« Verba volant scripta manent » : les paroles s’envolent, les écrits restent. Nous avions cru Adolf Hitler, Führer de l’Allemagne Nazie, mort suicidé le 30 avril 1945 dans les ruines fumantes de sa Chancellerie à Berlin. Sa dépouille est demeurée introuvable pour le monde.
« Mein Kampf » livre-recueil de l’idéologie nazie, responsable de plus de 60 millions de morts au lendemain de la seconde guerre mondiale, revient hanter l’Europe soixante ans après.
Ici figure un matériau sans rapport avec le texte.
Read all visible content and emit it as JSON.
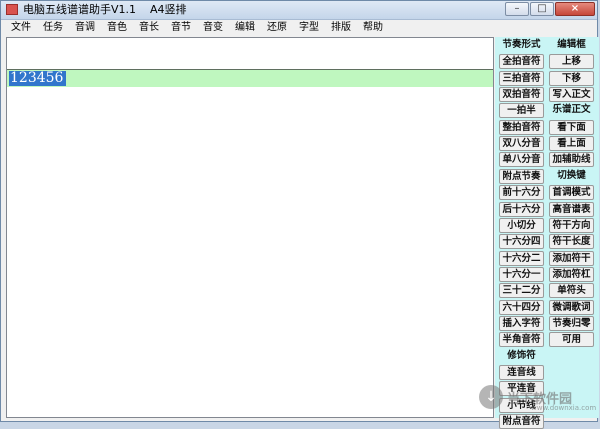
{
  "window": {
    "title": "电脑五线谱谱助手V1.1    A4竖排"
  },
  "menu": [
    "文件",
    "任务",
    "音调",
    "音色",
    "音长",
    "音节",
    "音变",
    "编辑",
    "还原",
    "字型",
    "排版",
    "帮助"
  ],
  "editor": {
    "selected_text": "123456"
  },
  "left_column": [
    {
      "label": "节奏形式",
      "kind": "label"
    },
    {
      "label": "全拍音符",
      "kind": "button"
    },
    {
      "label": "三拍音符",
      "kind": "button"
    },
    {
      "label": "双拍音符",
      "kind": "button"
    },
    {
      "label": "一拍半",
      "kind": "button"
    },
    {
      "label": "整拍音符",
      "kind": "button"
    },
    {
      "label": "双八分音",
      "kind": "button"
    },
    {
      "label": "单八分音",
      "kind": "button"
    },
    {
      "label": "附点节奏",
      "kind": "button"
    },
    {
      "label": "前十六分",
      "kind": "button"
    },
    {
      "label": "后十六分",
      "kind": "button"
    },
    {
      "label": "小切分",
      "kind": "button"
    },
    {
      "label": "十六分四",
      "kind": "button"
    },
    {
      "label": "十六分二",
      "kind": "button"
    },
    {
      "label": "十六分一",
      "kind": "button"
    },
    {
      "label": "三十二分",
      "kind": "button"
    },
    {
      "label": "六十四分",
      "kind": "button"
    },
    {
      "label": "插入字符",
      "kind": "button"
    },
    {
      "label": "半角音符",
      "kind": "button"
    },
    {
      "label": "修饰符",
      "kind": "label"
    },
    {
      "label": "连音线",
      "kind": "button"
    },
    {
      "label": "平连音",
      "kind": "button"
    },
    {
      "label": "小节线",
      "kind": "button"
    },
    {
      "label": "附点音符",
      "kind": "button"
    }
  ],
  "right_column": [
    {
      "label": "编辑框",
      "kind": "label"
    },
    {
      "label": "上移",
      "kind": "button"
    },
    {
      "label": "下移",
      "kind": "button"
    },
    {
      "label": "写入正文",
      "kind": "button"
    },
    {
      "label": "乐谱正文",
      "kind": "label"
    },
    {
      "label": "看下面",
      "kind": "button"
    },
    {
      "label": "看上面",
      "kind": "button"
    },
    {
      "label": "加辅助线",
      "kind": "button"
    },
    {
      "label": "切换键",
      "kind": "label"
    },
    {
      "label": "首调模式",
      "kind": "button"
    },
    {
      "label": "高音谱表",
      "kind": "button"
    },
    {
      "label": "符干方向",
      "kind": "button"
    },
    {
      "label": "符干长度",
      "kind": "button"
    },
    {
      "label": "添加符干",
      "kind": "button"
    },
    {
      "label": "添加符杠",
      "kind": "button"
    },
    {
      "label": "单符头",
      "kind": "button"
    },
    {
      "label": "微调歌词",
      "kind": "button"
    },
    {
      "label": "节奏归零",
      "kind": "button"
    },
    {
      "label": "可用",
      "kind": "button"
    }
  ],
  "watermark": {
    "text": "当下软件园",
    "url": "www.downxia.com"
  }
}
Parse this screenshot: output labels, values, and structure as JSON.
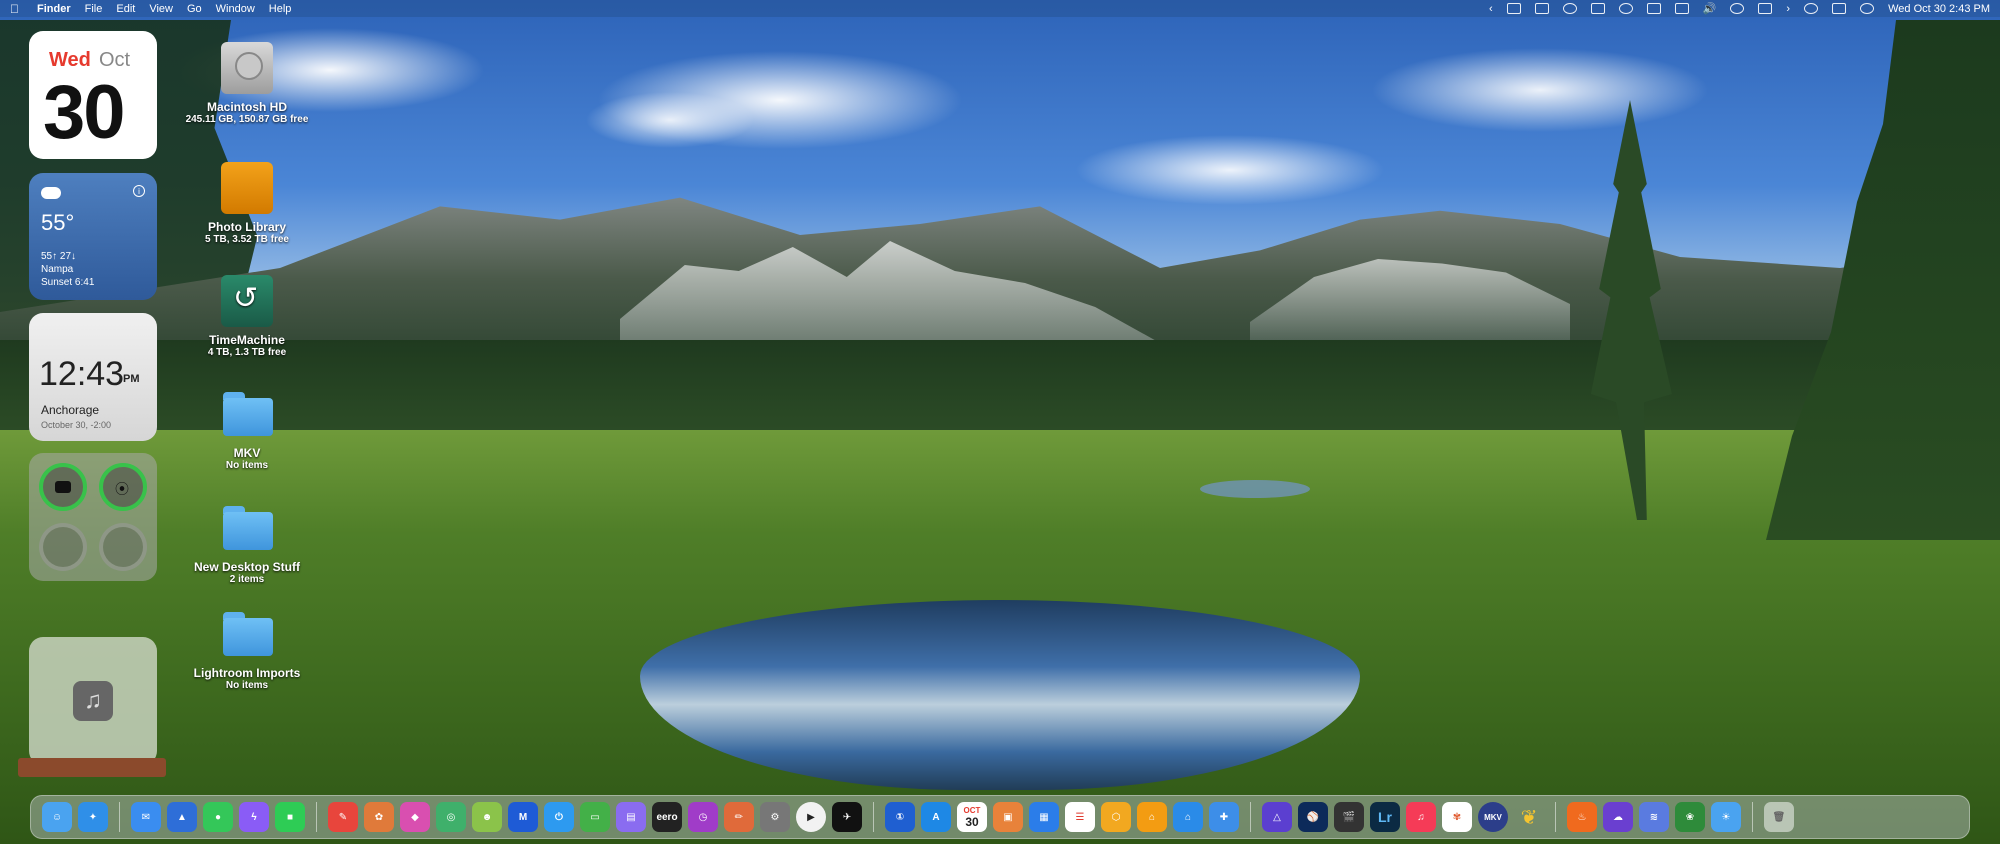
{
  "menubar": {
    "apple": "",
    "app_name": "Finder",
    "menus": [
      "File",
      "Edit",
      "View",
      "Go",
      "Window",
      "Help"
    ],
    "clock": "Wed Oct 30  2:43 PM"
  },
  "widgets": {
    "calendar": {
      "weekday": "Wed",
      "month": "Oct",
      "date": "30"
    },
    "weather": {
      "temp": "55°",
      "hilo": "55↑ 27↓",
      "location": "Nampa",
      "sunset": "Sunset 6:41"
    },
    "clock": {
      "time": "12:43",
      "ampm": "PM",
      "city": "Anchorage",
      "sub": "October 30, -2:00"
    }
  },
  "desktop_icons": [
    {
      "name": "Macintosh HD",
      "meta": "245.11 GB, 150.87 GB free",
      "icon": "hard-drive-icon"
    },
    {
      "name": "Photo Library",
      "meta": "5 TB, 3.52 TB free",
      "icon": "external-drive-icon"
    },
    {
      "name": "TimeMachine",
      "meta": "4 TB, 1.3 TB free",
      "icon": "time-machine-drive-icon"
    },
    {
      "name": "MKV",
      "meta": "No items",
      "icon": "folder-icon"
    },
    {
      "name": "New Desktop Stuff",
      "meta": "2 items",
      "icon": "folder-icon"
    },
    {
      "name": "Lightroom Imports",
      "meta": "No items",
      "icon": "folder-icon"
    }
  ],
  "dock": {
    "text_labels": {
      "eero": "eero",
      "lr": "Lr",
      "mkv": "MKV",
      "calendar_mon": "OCT",
      "calendar_day": "30"
    }
  }
}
Et si finalement Adolf Hitler n’était pas mort ?
C’est du moins la question à laquelle nous sommes contraints de répondre, dèlors que ses écrits tomberont dans le domaine public le 1er janvier 2016 et, au moment où le Land de Bavière –détenteur des droits- éprouve les pires difficultés à étouffer la diffusion de ces derniers en repoussant les arguments des défenseurs de la liberté d’expression.
Terriblement surprenante en effet, cette position qui veut que l’on puisse lire ou acquérir Mein Kampf dans sa version originale (NDRL : de l’époque) et, dans le même temps, empêcher toute réédition sans que celle-ci soit assortie d’une notice ou d’un texte faisant référence aux atrocités commises au nom de l’idéologie nazie prônée par Adolf Hitler et clairement explicitées dans son livre.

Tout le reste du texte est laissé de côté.